70 years ago at the end of World War Two, the German people really felt that they had suffered a devastating defeat. However, today general opinion is that the end of the war ended a 12 year period of dictatorship under the Nazis.
On the week that many countries are commemorating VE Day, including Russia, the UK, France and Poland, Germany’s Parliament is planning to hold a commemorative parliamentary session for reflection on the end of the war. Members of Parliament will reflect on the new beginning that Germany had once the Nazis had been thrown from power, as well as the end to war.
Almost 90% of Germans now view the end of World War Two as a liberation from Nazism, while around 10% still call it a defeat. But that figure has fallen over the last 10 years, when it stood at around 35% of Germans calling the end of the war a defeat.
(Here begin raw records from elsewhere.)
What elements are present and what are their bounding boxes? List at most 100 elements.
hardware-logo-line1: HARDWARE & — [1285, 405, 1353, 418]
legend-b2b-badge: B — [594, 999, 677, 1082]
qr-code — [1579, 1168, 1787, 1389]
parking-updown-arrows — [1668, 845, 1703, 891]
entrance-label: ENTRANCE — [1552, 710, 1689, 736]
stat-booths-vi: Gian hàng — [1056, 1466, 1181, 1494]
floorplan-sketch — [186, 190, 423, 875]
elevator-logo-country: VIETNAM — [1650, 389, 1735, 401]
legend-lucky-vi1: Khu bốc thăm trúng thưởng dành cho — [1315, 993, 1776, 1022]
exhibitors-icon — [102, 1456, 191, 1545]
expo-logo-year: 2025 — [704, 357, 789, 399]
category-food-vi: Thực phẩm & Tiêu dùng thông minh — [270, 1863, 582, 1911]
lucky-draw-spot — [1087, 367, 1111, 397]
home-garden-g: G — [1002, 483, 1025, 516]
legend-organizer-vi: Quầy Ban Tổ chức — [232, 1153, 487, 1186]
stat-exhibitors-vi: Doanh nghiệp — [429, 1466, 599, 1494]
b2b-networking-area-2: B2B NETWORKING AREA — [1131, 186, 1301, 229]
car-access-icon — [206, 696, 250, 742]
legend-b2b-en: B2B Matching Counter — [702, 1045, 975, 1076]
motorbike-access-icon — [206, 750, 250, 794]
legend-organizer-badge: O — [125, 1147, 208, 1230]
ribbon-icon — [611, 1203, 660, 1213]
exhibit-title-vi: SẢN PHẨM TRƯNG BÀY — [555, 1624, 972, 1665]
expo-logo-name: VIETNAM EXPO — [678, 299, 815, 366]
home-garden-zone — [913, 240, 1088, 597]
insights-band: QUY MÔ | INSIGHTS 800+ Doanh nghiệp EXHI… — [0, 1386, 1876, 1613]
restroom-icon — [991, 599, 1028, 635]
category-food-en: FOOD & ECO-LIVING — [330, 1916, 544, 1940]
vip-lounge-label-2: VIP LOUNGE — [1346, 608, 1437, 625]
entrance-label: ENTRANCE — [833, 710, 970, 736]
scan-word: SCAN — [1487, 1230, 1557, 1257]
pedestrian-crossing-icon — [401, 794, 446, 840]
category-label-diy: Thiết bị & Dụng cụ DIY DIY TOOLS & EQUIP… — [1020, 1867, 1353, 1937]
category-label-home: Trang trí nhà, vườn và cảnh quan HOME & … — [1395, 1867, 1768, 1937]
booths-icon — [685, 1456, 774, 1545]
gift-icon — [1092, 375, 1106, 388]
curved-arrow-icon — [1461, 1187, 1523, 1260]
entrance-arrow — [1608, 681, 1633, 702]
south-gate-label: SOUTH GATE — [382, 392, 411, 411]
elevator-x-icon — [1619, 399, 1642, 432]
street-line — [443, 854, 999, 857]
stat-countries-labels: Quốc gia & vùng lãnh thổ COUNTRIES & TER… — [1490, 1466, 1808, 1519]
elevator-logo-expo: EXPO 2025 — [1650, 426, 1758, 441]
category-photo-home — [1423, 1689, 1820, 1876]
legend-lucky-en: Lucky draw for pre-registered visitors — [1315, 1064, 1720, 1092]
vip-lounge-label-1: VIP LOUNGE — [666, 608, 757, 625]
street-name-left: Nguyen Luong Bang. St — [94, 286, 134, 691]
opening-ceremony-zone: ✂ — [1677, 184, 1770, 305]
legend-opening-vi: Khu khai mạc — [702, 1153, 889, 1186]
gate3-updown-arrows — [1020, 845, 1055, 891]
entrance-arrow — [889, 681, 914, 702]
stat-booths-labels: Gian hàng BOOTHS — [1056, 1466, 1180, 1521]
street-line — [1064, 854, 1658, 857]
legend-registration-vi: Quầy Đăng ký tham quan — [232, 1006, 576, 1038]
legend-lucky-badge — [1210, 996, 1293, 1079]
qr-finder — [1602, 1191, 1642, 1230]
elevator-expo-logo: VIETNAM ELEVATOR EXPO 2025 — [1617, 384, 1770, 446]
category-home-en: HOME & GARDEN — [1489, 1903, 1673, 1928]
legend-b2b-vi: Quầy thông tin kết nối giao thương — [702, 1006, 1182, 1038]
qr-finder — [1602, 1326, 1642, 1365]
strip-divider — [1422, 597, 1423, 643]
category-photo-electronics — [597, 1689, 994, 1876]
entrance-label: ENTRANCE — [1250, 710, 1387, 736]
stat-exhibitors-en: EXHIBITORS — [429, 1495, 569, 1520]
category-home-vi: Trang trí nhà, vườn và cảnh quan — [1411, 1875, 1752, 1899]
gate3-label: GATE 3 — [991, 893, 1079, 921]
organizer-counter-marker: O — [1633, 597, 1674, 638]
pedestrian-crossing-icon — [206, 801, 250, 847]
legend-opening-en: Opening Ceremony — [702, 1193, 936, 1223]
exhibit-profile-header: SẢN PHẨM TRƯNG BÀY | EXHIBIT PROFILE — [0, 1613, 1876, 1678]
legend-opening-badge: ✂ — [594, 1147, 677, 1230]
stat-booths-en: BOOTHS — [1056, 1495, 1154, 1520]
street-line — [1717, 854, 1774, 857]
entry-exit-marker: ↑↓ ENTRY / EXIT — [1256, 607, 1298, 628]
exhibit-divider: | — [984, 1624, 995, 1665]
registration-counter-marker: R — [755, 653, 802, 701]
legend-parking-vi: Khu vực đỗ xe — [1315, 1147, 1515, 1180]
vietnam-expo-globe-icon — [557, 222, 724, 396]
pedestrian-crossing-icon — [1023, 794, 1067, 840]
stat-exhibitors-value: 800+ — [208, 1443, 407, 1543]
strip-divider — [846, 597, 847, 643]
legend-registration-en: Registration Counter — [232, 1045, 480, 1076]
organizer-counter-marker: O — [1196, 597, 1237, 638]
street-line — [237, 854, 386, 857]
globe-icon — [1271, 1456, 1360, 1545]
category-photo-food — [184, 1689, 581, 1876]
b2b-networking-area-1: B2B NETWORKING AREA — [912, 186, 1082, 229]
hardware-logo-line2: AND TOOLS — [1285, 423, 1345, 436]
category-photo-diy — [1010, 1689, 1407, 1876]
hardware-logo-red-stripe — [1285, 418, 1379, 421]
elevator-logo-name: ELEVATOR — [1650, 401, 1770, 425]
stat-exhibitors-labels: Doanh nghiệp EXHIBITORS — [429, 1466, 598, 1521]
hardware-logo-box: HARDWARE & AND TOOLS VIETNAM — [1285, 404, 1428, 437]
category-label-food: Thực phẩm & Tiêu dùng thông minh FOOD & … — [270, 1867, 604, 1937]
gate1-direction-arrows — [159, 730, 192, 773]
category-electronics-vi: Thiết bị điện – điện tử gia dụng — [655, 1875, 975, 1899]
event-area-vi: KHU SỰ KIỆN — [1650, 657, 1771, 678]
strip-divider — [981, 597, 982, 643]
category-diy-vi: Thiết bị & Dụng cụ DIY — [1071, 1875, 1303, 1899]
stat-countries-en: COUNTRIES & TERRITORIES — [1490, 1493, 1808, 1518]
Among the commemoration ceremonies taking place, Germany’s Chancellor Angela Merkel has attended a ceremony at the site of the Dachau concentration camp just outside of Munich and she has also attended the commemoration ceremonies in Moscow. Other German ministers are attending services around Europe, including in the former city of Stalingrad in Russia, which is now known as Volgograd.
Over the years German perception of the war has changed. On the 40th anniversary commemorations of the end of the war in 1985, Germany’s then President Richard von Weizsaecker’s made a comment about the end of the war was a day of liberation for the German people. This comment has stuck with the German people from that day onwards.
Twenty years later at the 60th anniversary commemorations, Germany’s Chancellor at the time, Gerhard Schroeder, named those who had attempted to assassinate Hitler as heroes. This ensured that they would never retain the label of traitors, which the Nazis had given them.
Angela Merkel has this week delivered a video message online, and reiterated that current and future generation had to continue the healing process in a sensitive way. She said that Germany had to take responsibility for what it did when the Nazis were in power, the Fox News reports.
Meanwhile, German President Joachim Gauck has been paying tribute to the Soviet soldiers who liberated Germany. He said that this was regardless of the Cold War and the separation of East and West Germany that followed the end of World War Two.
Historians believe that World War Two will continue to play a central role in Germany’s perception of itself and to the outside world. They suggest that it will remain ever etched into the country’s history, just as the French Revolution has in France or the Civil War in the United States.